/WSDM2021_NSM

Improving Multi-hop Knowledge Base Question Answering by Learning Intermediate Supervision Signals. WSDM 2021.

Primary LanguagePython

WSDM2021_NSM (Neural State Machine for KBQA)

PWC

PWC

This is our Pytorch implementation for the paper:

Gaole He, Yunshi Lan, Jing Jiang, Wayne Xin Zhao and Ji-Rong Wen (2021). Improving Multi-hop Knowledge Base Question Answering by Learning Intermediate Supervision Signals. paper, slides, poster, video, CN blog. In WSDM'2021.

Introduction

Multi-hop Knowledge Base Question Answering (KBQA) aims to find the answer entities that are multiple hops away in the Knowledge Base (KB) from the entities in the question.
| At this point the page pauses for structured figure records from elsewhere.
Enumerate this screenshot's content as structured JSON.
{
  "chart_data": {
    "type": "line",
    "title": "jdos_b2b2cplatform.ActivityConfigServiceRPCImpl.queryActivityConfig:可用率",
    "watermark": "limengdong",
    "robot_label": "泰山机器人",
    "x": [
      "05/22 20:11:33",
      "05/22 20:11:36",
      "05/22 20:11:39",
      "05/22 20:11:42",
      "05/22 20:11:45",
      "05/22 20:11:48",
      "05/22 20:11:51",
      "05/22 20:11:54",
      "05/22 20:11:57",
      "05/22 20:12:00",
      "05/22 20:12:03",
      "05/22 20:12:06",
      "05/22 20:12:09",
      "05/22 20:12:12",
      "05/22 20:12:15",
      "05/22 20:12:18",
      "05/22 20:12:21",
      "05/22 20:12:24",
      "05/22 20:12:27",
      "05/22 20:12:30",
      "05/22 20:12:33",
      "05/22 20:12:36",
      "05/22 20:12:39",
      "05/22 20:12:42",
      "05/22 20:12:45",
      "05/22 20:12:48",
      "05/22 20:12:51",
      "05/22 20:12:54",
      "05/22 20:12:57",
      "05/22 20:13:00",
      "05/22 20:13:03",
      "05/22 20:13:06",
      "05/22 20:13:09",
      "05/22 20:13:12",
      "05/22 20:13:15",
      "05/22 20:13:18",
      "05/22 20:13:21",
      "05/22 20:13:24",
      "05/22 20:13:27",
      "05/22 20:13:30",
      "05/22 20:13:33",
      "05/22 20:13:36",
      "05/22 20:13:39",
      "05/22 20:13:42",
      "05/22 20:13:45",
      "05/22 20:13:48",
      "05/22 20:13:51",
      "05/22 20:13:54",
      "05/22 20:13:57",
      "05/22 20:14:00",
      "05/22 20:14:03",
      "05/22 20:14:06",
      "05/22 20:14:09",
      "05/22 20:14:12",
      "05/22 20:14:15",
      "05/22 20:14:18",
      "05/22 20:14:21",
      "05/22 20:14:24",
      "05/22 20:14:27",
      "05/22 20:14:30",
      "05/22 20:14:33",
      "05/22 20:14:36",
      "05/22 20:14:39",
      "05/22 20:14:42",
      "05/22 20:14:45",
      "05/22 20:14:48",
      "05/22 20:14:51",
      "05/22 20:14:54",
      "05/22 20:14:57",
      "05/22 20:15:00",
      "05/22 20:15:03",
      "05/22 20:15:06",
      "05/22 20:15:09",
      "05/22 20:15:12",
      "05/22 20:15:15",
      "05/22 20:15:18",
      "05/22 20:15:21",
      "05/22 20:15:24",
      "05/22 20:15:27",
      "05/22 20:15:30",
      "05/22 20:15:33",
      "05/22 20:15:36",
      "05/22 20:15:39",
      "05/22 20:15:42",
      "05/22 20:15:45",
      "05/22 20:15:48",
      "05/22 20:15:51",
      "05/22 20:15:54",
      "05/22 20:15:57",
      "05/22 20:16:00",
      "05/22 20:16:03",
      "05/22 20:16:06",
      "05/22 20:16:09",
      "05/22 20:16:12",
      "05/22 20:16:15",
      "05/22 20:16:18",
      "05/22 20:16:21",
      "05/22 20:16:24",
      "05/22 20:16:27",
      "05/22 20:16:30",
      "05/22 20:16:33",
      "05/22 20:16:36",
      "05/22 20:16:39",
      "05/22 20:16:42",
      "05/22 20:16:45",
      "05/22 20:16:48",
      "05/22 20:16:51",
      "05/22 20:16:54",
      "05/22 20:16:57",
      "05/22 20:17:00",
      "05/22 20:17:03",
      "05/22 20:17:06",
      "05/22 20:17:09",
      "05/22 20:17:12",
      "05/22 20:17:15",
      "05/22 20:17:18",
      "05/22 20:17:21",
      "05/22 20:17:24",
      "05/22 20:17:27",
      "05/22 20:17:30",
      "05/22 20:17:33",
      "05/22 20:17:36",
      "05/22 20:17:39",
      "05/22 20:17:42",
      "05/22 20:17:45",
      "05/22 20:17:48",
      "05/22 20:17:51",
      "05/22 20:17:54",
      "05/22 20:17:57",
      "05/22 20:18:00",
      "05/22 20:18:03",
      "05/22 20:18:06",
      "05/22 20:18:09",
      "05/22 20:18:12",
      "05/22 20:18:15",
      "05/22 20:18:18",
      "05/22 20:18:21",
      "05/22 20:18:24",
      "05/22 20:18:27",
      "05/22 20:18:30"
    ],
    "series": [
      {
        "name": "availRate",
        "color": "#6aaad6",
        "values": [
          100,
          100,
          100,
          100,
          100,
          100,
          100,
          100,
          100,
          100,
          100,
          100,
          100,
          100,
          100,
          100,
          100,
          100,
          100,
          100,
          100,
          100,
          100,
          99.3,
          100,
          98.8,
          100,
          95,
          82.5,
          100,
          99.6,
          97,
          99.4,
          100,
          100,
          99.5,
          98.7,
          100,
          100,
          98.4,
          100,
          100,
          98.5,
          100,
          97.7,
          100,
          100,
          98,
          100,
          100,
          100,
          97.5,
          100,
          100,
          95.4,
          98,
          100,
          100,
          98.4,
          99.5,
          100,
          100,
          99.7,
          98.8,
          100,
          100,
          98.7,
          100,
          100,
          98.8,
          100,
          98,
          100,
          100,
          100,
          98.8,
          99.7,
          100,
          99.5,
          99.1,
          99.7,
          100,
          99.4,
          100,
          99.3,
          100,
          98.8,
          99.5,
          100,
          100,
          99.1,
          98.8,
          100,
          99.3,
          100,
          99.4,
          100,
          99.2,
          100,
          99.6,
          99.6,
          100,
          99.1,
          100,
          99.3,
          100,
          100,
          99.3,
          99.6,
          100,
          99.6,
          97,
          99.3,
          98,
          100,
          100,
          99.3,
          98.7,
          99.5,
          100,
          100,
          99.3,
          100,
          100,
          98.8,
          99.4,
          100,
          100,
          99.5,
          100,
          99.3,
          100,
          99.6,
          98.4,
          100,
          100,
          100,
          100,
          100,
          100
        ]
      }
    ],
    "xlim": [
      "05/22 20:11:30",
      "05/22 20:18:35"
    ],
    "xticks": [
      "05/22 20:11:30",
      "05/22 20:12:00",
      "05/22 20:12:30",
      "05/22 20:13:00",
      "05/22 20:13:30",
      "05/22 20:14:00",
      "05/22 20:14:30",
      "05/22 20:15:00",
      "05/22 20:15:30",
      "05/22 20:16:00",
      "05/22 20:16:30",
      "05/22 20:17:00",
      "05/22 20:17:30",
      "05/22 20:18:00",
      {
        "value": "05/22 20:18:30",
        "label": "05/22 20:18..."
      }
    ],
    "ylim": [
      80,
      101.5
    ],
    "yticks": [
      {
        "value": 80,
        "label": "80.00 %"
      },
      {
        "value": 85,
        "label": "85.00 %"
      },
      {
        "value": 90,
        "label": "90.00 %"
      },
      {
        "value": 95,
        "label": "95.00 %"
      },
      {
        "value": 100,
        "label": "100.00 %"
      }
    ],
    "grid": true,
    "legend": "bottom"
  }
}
A major challenge is the lack of supervision signals at intermediate steps. Therefore, multi-hop KBQA algorithms can only receive the feedback from the final answer, which makes the learning unstable or ineffective. To address this challenge, we propose a novel teacher-student approach for the multi-hop KBQA task.

Requirements:

  • Python 3.6
  • Pytorch >= 1.3

Dataset

We provide three processed datasets in : WebQuestionsSP (webqsp), Complex WebQuestions 1.1 (CWQ), and MetaQA.

  • We follow GraftNet to preprocess the datasets and construct question-specific graph.
  • You can find instructions to obtain datasets used in this repo in preprocessing folder
  • You can also download preprocessed datasets from google drive, and unzip it into dataset folder, and use config --data_folder <data_path> to indicate it.
Datasets Train Dev Test #entity coverage
MetaQA-1hop 96,106 9,992 9,947 487.6 100%
MetaQA-2hop 118,980 14,872 14,872 469.8 100%
MetaQA-3hop 114,196 14,274 14,274 497.9 99.0%
webqsp 2,848 250 1,639 1,429.8 94.9%
CWQ 27,639 3,519 3,531 1,305.8 79.3%

Each dataset is organized with following structure:

  • data-name/
    • *.dep: file contains question id, question text and dependency parsing (not used in our code);
    • *_simple.json: dataset file, every line describes a question and related question-specific graph; you can find how this file is generated with simplify_dataset.py. Mainly map entity, relation to global id in entities.txt and relations.txt.
    • entities.txt: file contains a list of entities;
    • relations.txt: file contains list of relations.
    • vocab_new.txt: vocab file.
    • word_emb_300d.npy: vocab related glove embeddings.

Results

We provide result for : WebQuestionsSP (webqsp), Complex WebQuestions 1.1 (CWQ), and MetaQA.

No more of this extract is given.